Under Australian federal environmental law there are a number of provisions which allow our environment minister to vary or revoke approvals for projects like mines in certain circumstances, such as when there is new evidence about the environmental effects. An Australian licence holder has to accept the minister's decision. But under the new rules, an international investor would be able to seek compensation for any loss of profits from the project.
This opens up a legal nightmare. Imagine that there's been a bushfire, and an endangered Australian species has suffered a huge loss of habitat. If any Australian government then wanted to change a permit to stop a foreign company from clearing habitat that had become vital to the survival of this species, we would have to pay the company 'compensation'. Similarly, if our government made a decision to protect a rural community from coal seam gas extraction, a foreign investor could potentially take Australia to court and be compensated for their loss of earnings.
Frighteningly, all of this is happening in secret.

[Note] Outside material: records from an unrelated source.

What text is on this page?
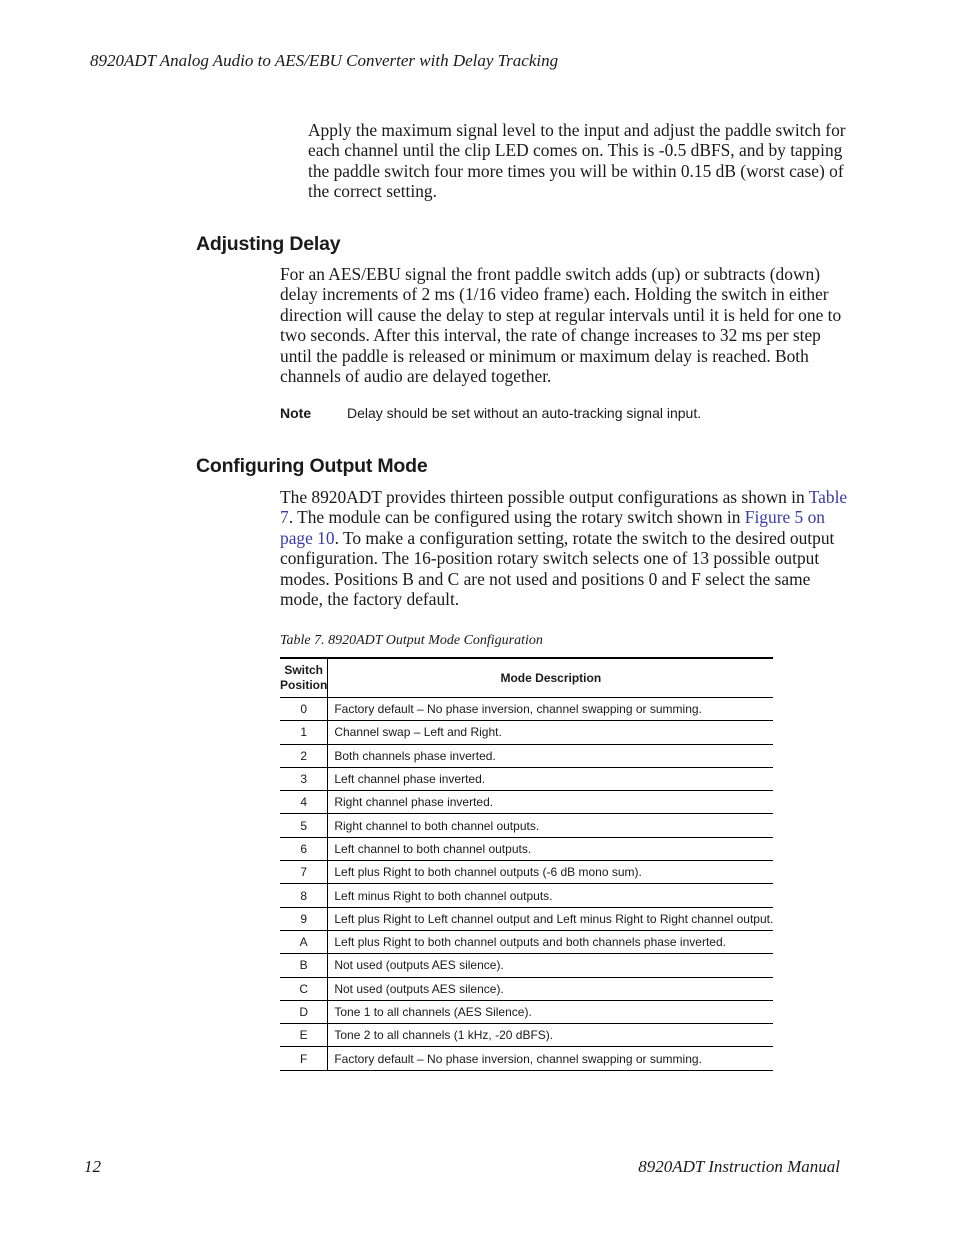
8920ADT Analog Audio to AES/EBU Converter with Delay Tracking

Apply the maximum signal level to the input and adjust the paddle switch for each channel until the clip LED comes on. This is -0.5 dBFS, and by tapping the paddle switch four more times you will be within 0.15 dB (worst case) of the correct setting.

Adjusting Delay

For an AES/EBU signal the front paddle switch adds (up) or subtracts (down) delay increments of 2 ms (1/16 video frame) each. Holding the switch in either direction will cause the delay to step at regular intervals until it is held for one to two seconds. After this interval, the rate of change increases to 32 ms per step until the paddle is released or minimum or maximum delay is reached. Both channels of audio are delayed together.

Note	Delay should be set without an auto-tracking signal input.
Configuring Output Mode

The 8920ADT provides thirteen possible output configurations as shown in Table 7. The module can be configured using the rotary switch shown in Figure 5 on page 10. To make a configuration setting, rotate the switch to the desired output configuration. The 16-position rotary switch selects one of 13 possible output modes. Positions B and C are not used and positions 0 and F select the same mode, the factory default.

Table 7. 8920ADT Output Mode Configuration
Switch
Position	Mode Description
0	Factory default – No phase inversion, channel swapping or summing.
1	Channel swap – Left and Right.
2	Both channels phase inverted.
3	Left channel phase inverted.
4	Right channel phase inverted.
5	Right channel to both channel outputs.
6	Left channel to both channel outputs.
7	Left plus Right to both channel outputs (-6 dB mono sum).
8	Left minus Right to both channel outputs.
9	Left plus Right to Left channel output and Left minus Right to Right channel output.
A	Left plus Right to both channel outputs and both channels phase inverted.
B	Not used (outputs AES silence).
C	Not used (outputs AES silence).
D	Tone 1 to all channels (AES Silence).
E	Tone 2 to all channels (1 kHz, -20 dBFS).
F	Factory default – No phase inversion, channel swapping or summing.
12	8920ADT Instruction Manual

We don't know exactly what the TPP will contain. Around the world, no one knows the full extent of the impact that ISDS clauses have had, because when an investor-state case goes ahead, the arbitration decisions are often kept secret. What we do know is that simply having these clauses in place creates the significant risk of 'regulatory chill'; a reluctance by governments to act because of the risk of an investor-state dispute. Even in claims when the investor corporations are unsuccessful, governments often end up having to pay half the cost of the arbitration and their own legal expenses.
Worse still, the liability created by ISDS clauses continues even if we decide the treaty is a bad idea after all. While our government could subsequently withdraw from the treaty, as other governments have commenced doing after losing ISDS disputes, the companies that had already invested would continue to be protected by the ISDS for typically another 20 years.
The potential benefits from these clauses to Australians are very limited. Australian businesses have apparently never used the ISDS provisions in Australian treaties. The Productivity Commission, in a 2010 report into ISDS clauses, recommended that our government avoid the inclusion of investor-state dispute settlement provisions in [international agreements] that grant foreign investors in Australia substantive or procedural rights greater than those enjoyed by Australian investors – advice that the Abbott Government appears to be ignoring in the TPP negotiations.
Do we really want to create an Australia where we have to pay a foreign corporation not to dig up or destroy our coastline or native forests? Our laws should protect Australians and the places we love – not the profits of foreign multinationals.
Tom Warne-Smith is a Policy & Law Reform lawyer at the Environment Defenders Office (Victoria).